|BB&N Issues Apology for Abuse
By Eric Moskowitz
October 14, 2008
Mishandled reports of molestation in '80s
The administration at a prestigious Cambridge private school has apologized to alumni and the school community for mishandling reports of sexual abuse of students by a middle school teacher more than 20 years ago.
Writing on behalf of the Buckingham Browne & Nichols School and its board of trustees, the school's leader apologized to the victims and the entire BB&N community and encouraged any victims of former teacher Edward "Ted" Washburn who have not come forward to do so, offering anonymous, school-funded counseling for all abuse victims.
In a letter mailed Thursday, head of school Rebecca T. Upham said she hoped to "begin a long-delayed process of healing." She pledged BB&N's commitment to student safety and swift, open action in responding to any future allegations of abuse.
"Today we must confront and acknowledge that the school failed to respond to those awful events in an appropriate way, as they unfolded and in the intervening decades," Upham wrote in a four-page letter sent to 5,600 alumni as well as the 800 families of the school's current K-12 student body. She acknowledged that "BB&N did not undertake timely or effective efforts to determine whether Washburn victimized others. Consequently, we could not offer to those students the services essential to begin a healing process."
Upham, head of the school since 2001, acknowledged that the letter came after a campaign by an alumnus and Washburn victim, Daniel Weinreb, to seek an apology from the school and support for victims. "I admire the tenacity, courage, and commitment" he showed, Upham wrote.
Weinreb, who lives in Vermont, called the letter a good start by the school.
"A hurdle to recovering from the abuse has been removed," said Weinreb, a 1989 graduate who approached Upham's predecessor privately in the 1990s without success. He contacted Upham last year and also went public with his campaign, creating a website and soliciting letters and e-mails of support from alumni. "What Upham has done, it appears at least, is create an opportunity for healing."
After meeting Weinreb, Upham immersed herself in the history of the school's handling of the Washburn case and sought advice from a number of specialists on preventing and responding to sexual abuse of children, said Joe Clifford, a BB&N spokesman.
Upham could not be reached yesterday but she issued a statement about her letter through Clifford: "All great institutions need to take responsibility for their past, even as they focus on their future. We care deeply about any alumni/ae who have been hurt by Washburn, and we want to foster a healing process for them and our community."
Washburn, a school alumnus who holds two degrees from Harvard, taught middle school English from 1965 until 1987, when he was dismissed quietly after the school received allegations that he had sexually abused several adolescent boys.

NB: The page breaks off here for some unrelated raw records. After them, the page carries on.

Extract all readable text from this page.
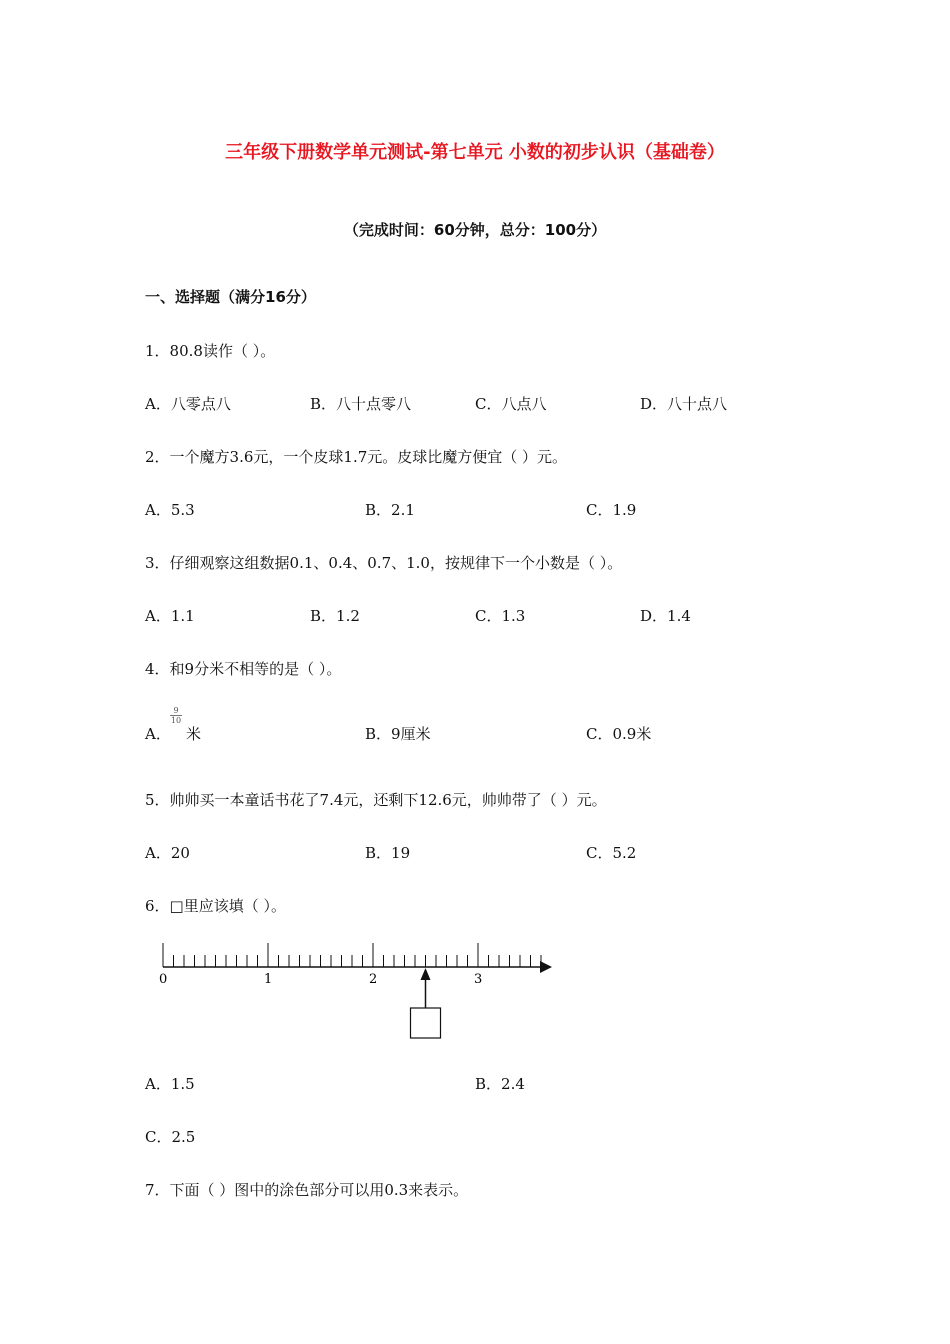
三年级下册数学单元测试-第七单元 小数的初步认识（基础卷）
（完成时间：60分钟，总分：100分）
一、选择题（满分16分）
1．80.8读作（ ）。
A．八零点八	B．八十点零八	C．八点八	D．八十点八
2．一个魔方3.6元，一个皮球1.7元。皮球比魔方便宜（ ）元。
A．5.3	B．2.1	C．1.9
3．仔细观察这组数据0.1、0.4、0.7、1.0，按规律下一个小数是（ ）。
A．1.1	B．1.2	C．1.3	D．1.4
4．和9分米不相等的是（ ）。
A．
9
10
米	B．9厘米	C．0.9米
5．帅帅买一本童话书花了7.4元，还剩下12.6元，帅帅带了（ ）元。
A．20	B．19	C．5.2
6．□里应该填（ ）。
0	1	2	3
A．1.5	B．2.4
C．2.5
7．下面（ ）图中的涂色部分可以用0.3来表示。
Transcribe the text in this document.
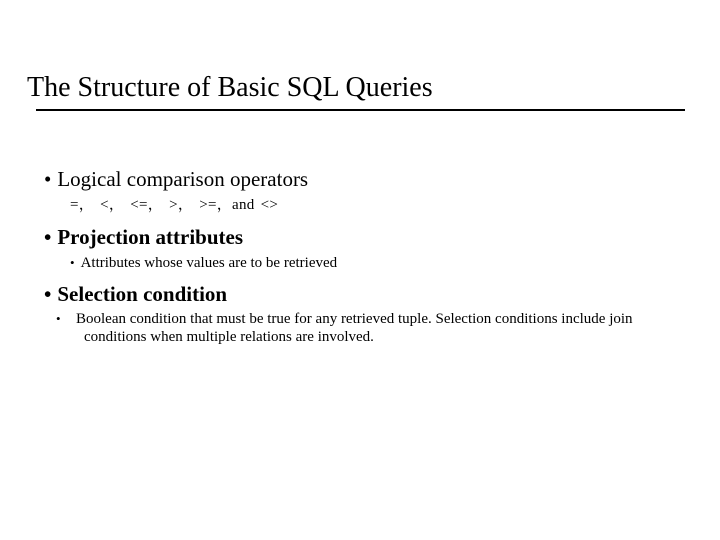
The Structure of Basic SQL Queries
• Logical comparison operators
=， <， <=， >， >=，and <>
• Projection attributes
• Attributes whose values are to be retrieved
• Selection condition
• Boolean condition that must be true for any retrieved tuple. Selection conditions include join conditions when multiple relations are involved.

Washburn was not prosecuted until his sister - whose son had been sexually abused by Washburn, the boy's uncle - contacted the Department of Social Services and the district attorney, frustrated that the BB&N administration had failed to do so. In December 1987, Washburn pleaded guilty to one charge of raping a 13-year-old boy and two charges of contributing to the delinquency of a minor.
Middlesex Judge J. Harold Flannery gave Washburn - who was also a Harvard crew coach and the son of Bradford Washburn, an explorer and founder of the Museum of Science - a suspended sentence and ordered him to perform 1,000 hours of community service, stay away from adolescent boys, and undergo continued psychotherapy.
Washburn, who lives in Lexington, did not return a call seeking comment.
Weinreb said school administrators two decades ago treated abuse as something that doesn't happen, or should not be discussed, in elite circles. That attitude harmed victims and kept the full extent of the abuse from being uncovered, he said.
In her letter, Upham said the school has changed over the past two decades, with counselors and nurses on each of its campuses, regular criminal background checks for all faculty and staff, and other measures. She said BB&N treats abuse allegations with the utmost seriousness.
She also noted that the school last summer learned that a former teacher, Andrew Goldman, had been convicted of Internet sex offenses in Florida. Although a school investigation found that no student had been affected by Goldman, the matter contributed to Upham's decision to write this letter, she wrote.
Weinreb, a Princeton graduate and a consultant to nonprofit agencies who is applying to rabbinical school, said that while he appreciated the credit Upham gave him, credit also goes to the initial whistle-blower, Washburn's sister.
Reached yesterday, the sister, who has consistently preferred to speak anonymously, said that she has "great respect for Daniel [Weinreb] and for his courage and determination in holding the school accountable for its past serious errors in judgment."
Weinreb's lawyer, Mitchell Garabedian, who has represented more than 450 victims of clergy sexual abuse, agreed with Weinreb that the letter marked a step and not an end to the process.
"These are powerful statements, but actions speak louder than words," he said. "Hopefully the leaders of this school will follow through."